MANILA, Philippines - Food-to-infrastructure conglomerate San Miguel Corp., the white knight that came to the rescue of the ailing Albay Electric Cooperative, has expressed frustration over lingering issues surrounding its takeover the country’s energy chief said.
“San Miguel is frustrated. It’s a learning curve for them,” Energy Secretary Carlos Jericho Petilla said.
He said San Miguel has not been able to fully implement reforms within Aleco due to continued protests against its takeover of Aleco.
At the same time, Petilla said the Department of Energy (DOE) sees no need to intervene just yet as he believes the issues can still be addressed by concerned parties.

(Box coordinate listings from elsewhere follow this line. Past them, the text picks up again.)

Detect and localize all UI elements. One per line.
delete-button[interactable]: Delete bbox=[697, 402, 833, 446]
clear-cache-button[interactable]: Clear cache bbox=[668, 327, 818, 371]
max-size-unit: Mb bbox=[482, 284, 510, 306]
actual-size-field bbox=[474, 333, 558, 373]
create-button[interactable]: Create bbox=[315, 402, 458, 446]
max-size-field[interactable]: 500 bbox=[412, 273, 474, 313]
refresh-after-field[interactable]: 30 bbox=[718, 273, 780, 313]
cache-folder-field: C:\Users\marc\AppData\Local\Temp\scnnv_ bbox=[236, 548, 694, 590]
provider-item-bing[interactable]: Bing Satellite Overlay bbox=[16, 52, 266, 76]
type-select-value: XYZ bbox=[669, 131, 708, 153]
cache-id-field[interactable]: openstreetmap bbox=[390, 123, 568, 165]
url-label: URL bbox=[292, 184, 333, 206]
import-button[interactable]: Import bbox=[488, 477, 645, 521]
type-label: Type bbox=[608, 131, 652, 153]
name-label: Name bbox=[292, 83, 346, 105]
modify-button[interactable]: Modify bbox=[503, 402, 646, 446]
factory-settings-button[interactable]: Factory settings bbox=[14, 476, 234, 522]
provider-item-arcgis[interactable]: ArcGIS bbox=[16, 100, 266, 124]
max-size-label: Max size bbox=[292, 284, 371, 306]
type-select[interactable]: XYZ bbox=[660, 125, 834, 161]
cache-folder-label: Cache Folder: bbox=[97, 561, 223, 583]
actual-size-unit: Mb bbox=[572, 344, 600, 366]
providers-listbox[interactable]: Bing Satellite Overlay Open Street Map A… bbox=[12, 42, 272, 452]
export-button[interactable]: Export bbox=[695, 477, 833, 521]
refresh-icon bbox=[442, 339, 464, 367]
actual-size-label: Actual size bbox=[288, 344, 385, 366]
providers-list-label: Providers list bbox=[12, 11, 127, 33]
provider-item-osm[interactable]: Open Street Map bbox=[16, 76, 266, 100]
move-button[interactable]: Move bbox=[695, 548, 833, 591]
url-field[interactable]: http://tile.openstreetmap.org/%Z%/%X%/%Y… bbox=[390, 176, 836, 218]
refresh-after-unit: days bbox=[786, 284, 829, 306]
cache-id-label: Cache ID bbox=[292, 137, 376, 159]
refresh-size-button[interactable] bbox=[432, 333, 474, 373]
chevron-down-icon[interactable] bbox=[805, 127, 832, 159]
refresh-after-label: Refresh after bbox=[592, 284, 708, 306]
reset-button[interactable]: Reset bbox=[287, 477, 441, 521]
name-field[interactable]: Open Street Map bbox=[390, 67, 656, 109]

He urged stakeholders in Albay to support San Miguel given the investments it has made on the cooperative.
“What (San Miguel) needs is support from everyone because that’s perhaps what they are telling themselves now, ‘why are we still here?.”
In October last year, San Miguel signed a takeover agreement with Aleco, a cooperative with debts running up to P4 billion.
San Miguel has committed to pour in an initial P600 million to fund the capital expenditure requirements for the next three years and to fund the separation pay of employees affected by the takeover.
Aleco’s system loss is 24 percent compared to the cap of 13 percent.
Once Aleco is rehabilitated, San Miguel is estimated to generate revenues of about P600 million annually.
San Miguel will manage the operations of Aleco for 35 years, with the option to extend for another 25 years.
In July last year, Aleco had been disconnected from the main grid because of mounting debts, plunging Albay into darkness.
Aleco’s total debts to electric companies and to National Electrification Administration have ballooned to roughly P4 billion.